Il n'empêche que la manouvre qui a consisté pour Monsieur [F] [D] de faire interjeter appel, en sa qualité de cogérant, à la SNC [J] et [D] alors que celle-ci était représentée en première instance par l'avocat de Monsieur [N] [J] est particulièrement discutable.

Or, il résulte de l'article 780 auquel renvoie l'article 907 du code de procédure civile, que le magistrat de la mise en état a pour mission de veiller au déroulement loyal de la procédure.

Il est donc compétent pour enjoindre aux parties, dans l'intérêt d'un débat loyal, de faire désigner un administrateur ad hoc à une société, lorsque cela s'impose.

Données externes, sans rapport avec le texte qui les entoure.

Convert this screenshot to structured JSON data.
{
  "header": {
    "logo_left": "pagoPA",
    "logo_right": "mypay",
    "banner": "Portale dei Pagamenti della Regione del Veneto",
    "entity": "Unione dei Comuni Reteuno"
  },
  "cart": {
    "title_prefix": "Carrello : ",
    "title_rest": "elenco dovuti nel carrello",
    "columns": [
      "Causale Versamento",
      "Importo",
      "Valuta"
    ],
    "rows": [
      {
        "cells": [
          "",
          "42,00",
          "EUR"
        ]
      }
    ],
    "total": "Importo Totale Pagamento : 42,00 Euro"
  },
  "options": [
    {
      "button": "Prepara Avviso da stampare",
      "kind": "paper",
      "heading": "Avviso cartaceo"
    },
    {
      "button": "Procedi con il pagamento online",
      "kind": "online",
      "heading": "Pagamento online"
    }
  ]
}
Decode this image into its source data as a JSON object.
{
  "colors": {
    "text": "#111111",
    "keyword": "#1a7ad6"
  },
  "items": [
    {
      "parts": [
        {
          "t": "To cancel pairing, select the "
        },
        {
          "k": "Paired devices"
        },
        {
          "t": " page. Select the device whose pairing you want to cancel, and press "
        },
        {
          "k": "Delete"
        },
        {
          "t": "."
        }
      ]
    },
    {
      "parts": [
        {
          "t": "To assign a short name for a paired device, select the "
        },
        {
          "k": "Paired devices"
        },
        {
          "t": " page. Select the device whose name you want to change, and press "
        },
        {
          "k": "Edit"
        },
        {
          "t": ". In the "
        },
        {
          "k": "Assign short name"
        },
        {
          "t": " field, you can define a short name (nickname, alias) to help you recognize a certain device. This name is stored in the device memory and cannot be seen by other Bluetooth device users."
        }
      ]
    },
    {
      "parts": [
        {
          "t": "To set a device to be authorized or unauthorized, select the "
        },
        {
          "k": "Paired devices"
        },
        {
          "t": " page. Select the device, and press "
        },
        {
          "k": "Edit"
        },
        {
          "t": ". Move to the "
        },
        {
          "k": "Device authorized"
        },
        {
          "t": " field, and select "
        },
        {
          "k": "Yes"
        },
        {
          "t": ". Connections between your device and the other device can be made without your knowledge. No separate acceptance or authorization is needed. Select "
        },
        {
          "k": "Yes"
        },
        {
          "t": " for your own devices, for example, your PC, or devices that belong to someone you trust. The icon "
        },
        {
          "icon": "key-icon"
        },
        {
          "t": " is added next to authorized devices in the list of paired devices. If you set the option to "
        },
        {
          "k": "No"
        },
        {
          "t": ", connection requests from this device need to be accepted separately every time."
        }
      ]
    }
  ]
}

Devant l'opposition des 2 cogérants quant à savoir lequel est le plus à même d'engager en justice la SNC [J] et [D], il convient d'ordonner à Monsieur [F] [D] de faire procéder à la désignation d'un administrateur ad hoc afin de représenter cette société en justice.

L'équité ne commande pas de faire bénéficier une quelconque partie des dispositions de l'article 700 du code de procédure civile.

Les dépens de l'incident suivront les dépens du fonds.

PAR CES MOTIFS

Statuant par ordonnance contradictoire,

Déclarons recevable l'appel de la SNC [J] et [D] représentée par Monsieur [F] [D], cogérant,

Ordonnons à Monsieur [F] [D] de faire désigner un mandataire ad hoc à la SNC [J] et [D] qui aura pour mission de représenter les intérêts de cette société dans la présente instance, dans le délai de 3 mois de la présente ordonnance,

Disons qu'à défaut d'avoir satisfait à cette injonction dans le délai imparti, l'affaire pourra être radiée d'office,

Disons n'y avoir lieu à application des dispositions de l'article 700 du code de procédure civile,

Disons que les dépens de l'incident suivront les dépens du fond.